The risk for both sides is that failure to reach any deal will see a “cliff edge” Brexit in which Britain, under Article 50 of the EU treaty, simply ceases to be a member as midnight chimes in Brussels going into Saturday, March 30, 2019. Without any treaty, that will open up a vast expanse of legal limbo. No one can rule out extending the deadline, though neither side wants it to be long -- British Brexit voters want delivery on their referendum and EU states, though they are sorry to see it go, do not want the upset of endless negotiations with Britain.
May’s government talks about having a free trade deal ready to be signed almost as soon as Britain leaves -- it cannot be signed before. But Brussels says the best Britain can hope for as it leaves is a “political declaration”, alongside the withdrawal, on what the framework of a future relationship will be. That will not be legally binding and leaves huge scope for the kind of detailed trade negotiation that usually takes years. Barnier says an agreement, similar to one the EU has with Canada, can be ready by January 2021, when the transition may end. But that uncertainty also creates another “cliff edge”.

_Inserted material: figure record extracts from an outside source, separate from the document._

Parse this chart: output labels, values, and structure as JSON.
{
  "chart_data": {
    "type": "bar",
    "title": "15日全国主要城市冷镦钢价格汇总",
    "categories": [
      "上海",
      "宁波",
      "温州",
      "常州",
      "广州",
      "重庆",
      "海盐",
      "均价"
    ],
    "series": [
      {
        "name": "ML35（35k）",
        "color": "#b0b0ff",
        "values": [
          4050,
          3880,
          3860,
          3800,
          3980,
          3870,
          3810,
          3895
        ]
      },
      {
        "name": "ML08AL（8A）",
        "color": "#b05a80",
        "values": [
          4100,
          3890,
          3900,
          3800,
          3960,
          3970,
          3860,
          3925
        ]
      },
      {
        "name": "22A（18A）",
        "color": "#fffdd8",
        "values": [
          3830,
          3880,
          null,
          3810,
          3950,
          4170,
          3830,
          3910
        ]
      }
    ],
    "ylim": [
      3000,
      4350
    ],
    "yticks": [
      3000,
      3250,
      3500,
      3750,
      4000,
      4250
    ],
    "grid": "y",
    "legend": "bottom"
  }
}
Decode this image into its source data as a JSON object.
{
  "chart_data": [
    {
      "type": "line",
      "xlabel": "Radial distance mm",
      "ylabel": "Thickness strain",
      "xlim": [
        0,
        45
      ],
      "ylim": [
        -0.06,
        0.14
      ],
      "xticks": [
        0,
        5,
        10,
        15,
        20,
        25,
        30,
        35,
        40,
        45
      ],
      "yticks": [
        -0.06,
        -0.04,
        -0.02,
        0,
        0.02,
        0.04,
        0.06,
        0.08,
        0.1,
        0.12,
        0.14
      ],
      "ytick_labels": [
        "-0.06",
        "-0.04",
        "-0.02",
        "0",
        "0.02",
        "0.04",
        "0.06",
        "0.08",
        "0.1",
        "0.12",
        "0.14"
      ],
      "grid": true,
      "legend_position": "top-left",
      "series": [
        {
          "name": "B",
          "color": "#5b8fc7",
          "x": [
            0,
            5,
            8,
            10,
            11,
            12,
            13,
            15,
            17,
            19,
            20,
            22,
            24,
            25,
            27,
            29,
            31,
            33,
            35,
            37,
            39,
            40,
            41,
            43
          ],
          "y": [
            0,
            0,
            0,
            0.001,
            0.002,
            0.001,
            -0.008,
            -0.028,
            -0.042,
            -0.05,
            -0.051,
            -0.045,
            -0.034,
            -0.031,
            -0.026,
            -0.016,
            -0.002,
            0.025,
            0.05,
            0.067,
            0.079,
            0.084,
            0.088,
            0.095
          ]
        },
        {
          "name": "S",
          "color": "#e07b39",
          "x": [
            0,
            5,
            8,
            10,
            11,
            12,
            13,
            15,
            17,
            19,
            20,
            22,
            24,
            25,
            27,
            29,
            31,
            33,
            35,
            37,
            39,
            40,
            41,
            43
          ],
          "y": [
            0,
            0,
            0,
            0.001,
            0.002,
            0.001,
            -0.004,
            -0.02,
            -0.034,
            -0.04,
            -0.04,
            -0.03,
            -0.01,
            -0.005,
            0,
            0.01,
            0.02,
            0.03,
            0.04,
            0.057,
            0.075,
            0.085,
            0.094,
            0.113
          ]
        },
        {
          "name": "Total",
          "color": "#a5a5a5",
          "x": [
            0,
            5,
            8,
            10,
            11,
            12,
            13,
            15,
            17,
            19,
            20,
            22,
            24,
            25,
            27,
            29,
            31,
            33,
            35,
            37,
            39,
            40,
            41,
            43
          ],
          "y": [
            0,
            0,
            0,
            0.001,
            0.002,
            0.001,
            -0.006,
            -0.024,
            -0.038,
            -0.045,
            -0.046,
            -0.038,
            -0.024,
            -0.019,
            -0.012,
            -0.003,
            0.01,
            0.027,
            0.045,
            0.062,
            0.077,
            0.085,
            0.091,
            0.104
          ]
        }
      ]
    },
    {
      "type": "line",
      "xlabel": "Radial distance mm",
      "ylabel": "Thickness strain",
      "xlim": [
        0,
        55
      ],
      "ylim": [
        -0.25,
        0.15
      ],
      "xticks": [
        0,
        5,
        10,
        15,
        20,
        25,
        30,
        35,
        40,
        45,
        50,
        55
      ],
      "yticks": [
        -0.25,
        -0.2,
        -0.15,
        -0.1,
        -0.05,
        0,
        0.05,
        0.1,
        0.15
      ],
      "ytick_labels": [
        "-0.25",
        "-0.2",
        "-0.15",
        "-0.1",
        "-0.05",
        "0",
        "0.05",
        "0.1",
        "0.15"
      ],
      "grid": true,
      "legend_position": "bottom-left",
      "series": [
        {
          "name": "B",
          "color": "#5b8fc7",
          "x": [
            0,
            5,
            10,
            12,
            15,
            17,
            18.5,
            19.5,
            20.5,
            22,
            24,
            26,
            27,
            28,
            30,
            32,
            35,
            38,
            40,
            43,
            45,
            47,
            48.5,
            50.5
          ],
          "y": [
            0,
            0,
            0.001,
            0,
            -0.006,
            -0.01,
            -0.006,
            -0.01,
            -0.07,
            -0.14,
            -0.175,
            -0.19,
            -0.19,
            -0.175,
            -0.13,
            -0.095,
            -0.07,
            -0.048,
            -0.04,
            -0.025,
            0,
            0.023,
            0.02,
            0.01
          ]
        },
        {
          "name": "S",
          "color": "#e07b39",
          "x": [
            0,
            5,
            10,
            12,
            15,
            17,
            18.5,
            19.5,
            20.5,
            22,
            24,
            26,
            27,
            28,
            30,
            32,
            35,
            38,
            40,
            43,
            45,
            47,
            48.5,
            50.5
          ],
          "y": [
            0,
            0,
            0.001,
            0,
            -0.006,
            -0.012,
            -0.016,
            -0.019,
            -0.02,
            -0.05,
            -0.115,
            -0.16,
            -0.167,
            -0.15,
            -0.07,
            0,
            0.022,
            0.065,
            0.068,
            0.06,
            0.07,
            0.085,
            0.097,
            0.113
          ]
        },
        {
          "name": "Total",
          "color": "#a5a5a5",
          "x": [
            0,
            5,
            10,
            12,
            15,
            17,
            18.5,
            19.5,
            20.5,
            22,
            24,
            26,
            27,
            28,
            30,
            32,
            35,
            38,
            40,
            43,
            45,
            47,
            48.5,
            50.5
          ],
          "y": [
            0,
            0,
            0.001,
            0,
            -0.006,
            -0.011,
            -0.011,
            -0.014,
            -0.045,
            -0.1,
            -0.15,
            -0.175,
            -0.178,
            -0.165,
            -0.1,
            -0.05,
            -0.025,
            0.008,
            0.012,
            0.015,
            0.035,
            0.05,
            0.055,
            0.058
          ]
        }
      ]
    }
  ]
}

Could the transition period go on longer, with Britain, like Norway today, a taker of EU rules without having a say on them? France and others want that kind of endless limbo avoided, though some in Brussels can envisage an extra year or so. Brexit supporters hate the idea but some of who campaigned against leaving -- including Scottish nationalists eyeing a new bid for independence -- see a tempting possibility to stay in the Union’s ante-chamber before trying to get back in. Cue more furious debate in Britain, and an uncertain response in Europe.